At least 800 research studies published in crystallography and exotic-chemistry journals originate from a paper mill, a new study suggests.

The preprint identified around 800 research studies published between 2015 and 2022 that recycle images, contain oddities in the methods section and references that cite papers of no relevance. The study suggests that one main purpose of the paper mill is to artificially boost researchers’ performance indicators.

‘I found a few pieces from the same jigsaw,’ says David Bimler, an online sleuth who often comments about questionable research using the pseudonym ‘Smut Clyde’, who authored the study. But when I put the pieces together, he says, ‘it got larger than I was expecting’.

Graph

Source: © David Bimler

Thermogravimetric analysis is a way to measure a number of properties of a material and plots from eight papers uncovered by the study reveal striking similarities when superimposed

Bimler frequently comments about problematic and questionable studies on the post-publication site PubPeer, where scientists discuss papers after publication. For Bimler, it’s clear that the studies originate from a single source, as they contain overlapping features such as using peculiar phrases and contain similar images. He thinks the real number could be even higher when one counts certain papers that are hard to track down or access.

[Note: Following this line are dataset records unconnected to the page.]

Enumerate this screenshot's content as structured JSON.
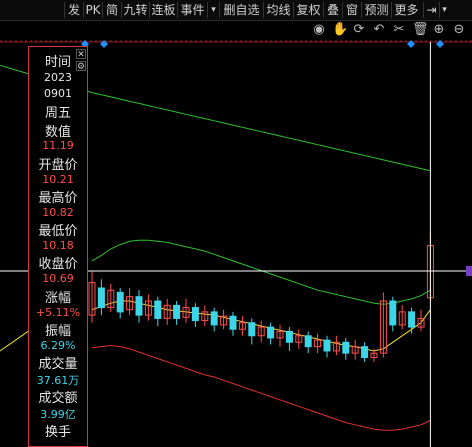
{
  "toolbar": {
    "items": [
      "发",
      "PK",
      "简",
      "九转",
      "连板",
      "事件",
      "▾",
      "删自选",
      "均线",
      "复权",
      "叠",
      "窗",
      "预测",
      "更多"
    ],
    "dock_icon": "dock-right-icon",
    "more_icon": "chevron-down-icon"
  },
  "chart_tools": [
    "eye-icon",
    "hand-icon",
    "refresh-icon",
    "undo-icon",
    "scissors-icon",
    "trash-icon",
    "zoom-in-icon",
    "zoom-out-icon"
  ],
  "info_panel": {
    "time_label": "时间",
    "year": "2023",
    "date": "0901",
    "weekday": "周五",
    "value_label": "数值",
    "value": "11.19",
    "open_label": "开盘价",
    "open": "10.21",
    "high_label": "最高价",
    "high": "10.82",
    "low_label": "最低价",
    "low": "10.18",
    "close_label": "收盘价",
    "close": "10.69",
    "change_label": "涨幅",
    "change": "+5.11%",
    "amplitude_label": "振幅",
    "amplitude": "6.29%",
    "volume_label": "成交量",
    "volume": "37.61万",
    "turnover_label": "成交额",
    "turnover": "3.99亿",
    "turnover_rate_label": "换手"
  },
  "colors": {
    "up": "#ff4d4d",
    "down": "#3dd6e8",
    "ma_short": "#f0e040",
    "band_upper": "#30c030",
    "band_mid": "#30c030",
    "band_lower": "#e03030",
    "crosshair": "#ffffff",
    "marker": "#1e90ff"
  },
  "candles": [
    {
      "o": 10.05,
      "c": 10.35,
      "h": 10.45,
      "l": 9.98
    },
    {
      "o": 10.3,
      "c": 10.12,
      "h": 10.38,
      "l": 10.05
    },
    {
      "o": 10.12,
      "c": 10.28,
      "h": 10.34,
      "l": 10.08
    },
    {
      "o": 10.26,
      "c": 10.08,
      "h": 10.3,
      "l": 10.02
    },
    {
      "o": 10.1,
      "c": 10.22,
      "h": 10.3,
      "l": 10.05
    },
    {
      "o": 10.22,
      "c": 10.05,
      "h": 10.28,
      "l": 9.98
    },
    {
      "o": 10.05,
      "c": 10.18,
      "h": 10.24,
      "l": 10.0
    },
    {
      "o": 10.18,
      "c": 10.02,
      "h": 10.22,
      "l": 9.95
    },
    {
      "o": 10.02,
      "c": 10.14,
      "h": 10.2,
      "l": 9.96
    },
    {
      "o": 10.14,
      "c": 10.02,
      "h": 10.18,
      "l": 9.96
    },
    {
      "o": 10.03,
      "c": 10.12,
      "h": 10.2,
      "l": 9.98
    },
    {
      "o": 10.12,
      "c": 10.0,
      "h": 10.16,
      "l": 9.94
    },
    {
      "o": 10.0,
      "c": 10.08,
      "h": 10.14,
      "l": 9.95
    },
    {
      "o": 10.08,
      "c": 9.96,
      "h": 10.12,
      "l": 9.9
    },
    {
      "o": 9.96,
      "c": 10.04,
      "h": 10.1,
      "l": 9.92
    },
    {
      "o": 10.04,
      "c": 9.92,
      "h": 10.08,
      "l": 9.86
    },
    {
      "o": 9.92,
      "c": 9.98,
      "h": 10.04,
      "l": 9.86
    },
    {
      "o": 9.98,
      "c": 9.86,
      "h": 10.02,
      "l": 9.78
    },
    {
      "o": 9.86,
      "c": 9.94,
      "h": 10.0,
      "l": 9.8
    },
    {
      "o": 9.94,
      "c": 9.84,
      "h": 9.98,
      "l": 9.78
    },
    {
      "o": 9.84,
      "c": 9.9,
      "h": 9.96,
      "l": 9.76
    },
    {
      "o": 9.9,
      "c": 9.8,
      "h": 9.94,
      "l": 9.72
    },
    {
      "o": 9.8,
      "c": 9.86,
      "h": 9.92,
      "l": 9.74
    },
    {
      "o": 9.86,
      "c": 9.76,
      "h": 9.9,
      "l": 9.7
    },
    {
      "o": 9.76,
      "c": 9.82,
      "h": 9.88,
      "l": 9.7
    },
    {
      "o": 9.82,
      "c": 9.72,
      "h": 9.86,
      "l": 9.66
    },
    {
      "o": 9.72,
      "c": 9.8,
      "h": 9.86,
      "l": 9.68
    },
    {
      "o": 9.8,
      "c": 9.7,
      "h": 9.84,
      "l": 9.64
    },
    {
      "o": 9.7,
      "c": 9.76,
      "h": 9.82,
      "l": 9.64
    },
    {
      "o": 9.76,
      "c": 9.66,
      "h": 9.8,
      "l": 9.62
    },
    {
      "o": 9.66,
      "c": 9.7,
      "h": 9.74,
      "l": 9.62
    },
    {
      "o": 9.7,
      "c": 10.18,
      "h": 10.26,
      "l": 9.66
    },
    {
      "o": 10.18,
      "c": 9.96,
      "h": 10.22,
      "l": 9.9
    },
    {
      "o": 9.96,
      "c": 10.08,
      "h": 10.14,
      "l": 9.92
    },
    {
      "o": 10.08,
      "c": 9.94,
      "h": 10.12,
      "l": 9.88
    },
    {
      "o": 9.94,
      "c": 10.02,
      "h": 10.1,
      "l": 9.9
    },
    {
      "o": 10.21,
      "c": 10.69,
      "h": 10.82,
      "l": 10.18
    }
  ],
  "ma_short": [
    10.1,
    10.13,
    10.16,
    10.18,
    10.18,
    10.16,
    10.14,
    10.12,
    10.1,
    10.09,
    10.08,
    10.07,
    10.06,
    10.05,
    10.03,
    10.01,
    9.99,
    9.97,
    9.95,
    9.93,
    9.91,
    9.89,
    9.87,
    9.85,
    9.83,
    9.81,
    9.79,
    9.77,
    9.76,
    9.74,
    9.72,
    9.74,
    9.8,
    9.86,
    9.92,
    9.98,
    10.1
  ],
  "band_upper": [
    10.55,
    10.6,
    10.66,
    10.7,
    10.73,
    10.74,
    10.74,
    10.73,
    10.72,
    10.7,
    10.68,
    10.66,
    10.64,
    10.61,
    10.58,
    10.55,
    10.52,
    10.49,
    10.46,
    10.43,
    10.4,
    10.37,
    10.34,
    10.31,
    10.28,
    10.26,
    10.24,
    10.22,
    10.2,
    10.18,
    10.16,
    10.15,
    10.16,
    10.18,
    10.2,
    10.23,
    10.28
  ],
  "band_lower": [
    9.75,
    9.76,
    9.77,
    9.76,
    9.74,
    9.71,
    9.68,
    9.65,
    9.62,
    9.59,
    9.56,
    9.53,
    9.5,
    9.48,
    9.45,
    9.42,
    9.39,
    9.36,
    9.33,
    9.3,
    9.27,
    9.24,
    9.21,
    9.18,
    9.15,
    9.12,
    9.09,
    9.06,
    9.04,
    9.02,
    9.0,
    8.99,
    8.99,
    9.0,
    9.02,
    9.04,
    9.08
  ],
  "long_ma": [
    12.1,
    12.08,
    12.06,
    12.04,
    12.02,
    12.0,
    11.98,
    11.96,
    11.94,
    11.92,
    11.9,
    11.88,
    11.86,
    11.84,
    11.82,
    11.8,
    11.78,
    11.76,
    11.74,
    11.72,
    11.7,
    11.68,
    11.66,
    11.64,
    11.62,
    11.6,
    11.58,
    11.56,
    11.54,
    11.52,
    11.5,
    11.48,
    11.46,
    11.44,
    11.42,
    11.4,
    11.38
  ]
}
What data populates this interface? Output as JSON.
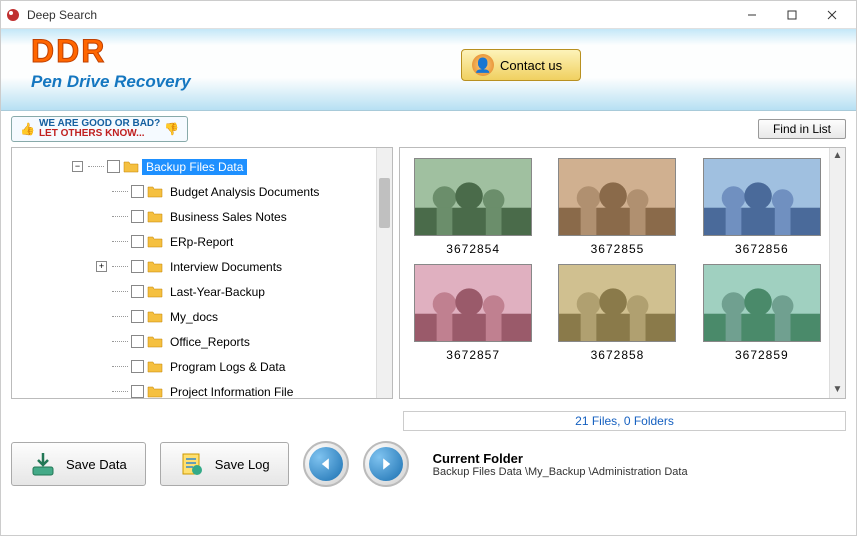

All the authors of the papers in question are doctors based at Chinese hospitals, who need to publish in international journals to be eligible for promotions, notes Bimler. In August 2020, the Beijing municipal health authority released a policy outlining that a physician needs two first-author papers to be promoted to deputy chief physician and three such papers to become a chief physician.

‘Although the Chinese authorities have announced that relevant changes are being made to the system as part of a crackdown on research misconduct, these incentives have obviously not been removed entirely,’ says Jana Christopher, a leading image data integrity analyst in Heidelberg, Germany.

Only a handful of the flagged papers have so far been retracted, Bimler adds. That might partly be because he hasn’t actively contacted the affected journals to alert them to the problem.

Sylvain Bernès, a computational crystallographer at the Meritorious Autonomous University of Puebla in Mexico and a keen PubPeer commenter, tells Chemistry World the problem may have been exacerbated by the fact that ‘it’s very easy to cheat with crystal structures’.

‘The building of a new structure from scratch, including the fabrication of experimental data (diffraction intensities) is a bit more tricky and time-consuming, but many software that allow that are available,’ adds Bernès. ‘Indeed, it takes more time to check and detect issues in x-ray structures than to create fake structures. I assume that this is very good for paper mill productivity.’

Previous research has also indicated that physicians in China are using paper mills widely. In 2020, microbiologist-turned-scientific integrity expert Elisabeth Bik in San Francisco, California and colleagues also identified a paper mill that she thought had churned out hundreds of papers with potentially fabricated images authored by researchers in China.

But Bimler admits that all these findings can’t be confirmed as no one is claiming responsibility for producing papers through paper mills. ‘It gets a bit speculative,’ he says, referring to the inner workings of paper mills. ‘I suspect you’ve got a range of cases from just one person or a couple of people working on a small scale and large industrial-scale ones with quite a few people doing it.’

Bernès thinks paper mills as we know them may disappear in the short term but other strategies to circumvent scientific scrutiny will emerge.

‘I just would like to be sure that not too many invented x-ray structures are landing in the databases, in particular the [Cambridge Structural Database],’ Bernès says. ‘Note that the 800 papers under consideration correspond to approximately 1200 structures deposited in the CSD. That is 0.1% of the whole current knowledge in chemical crystallography. In other words, the database is polluted with wrong data.’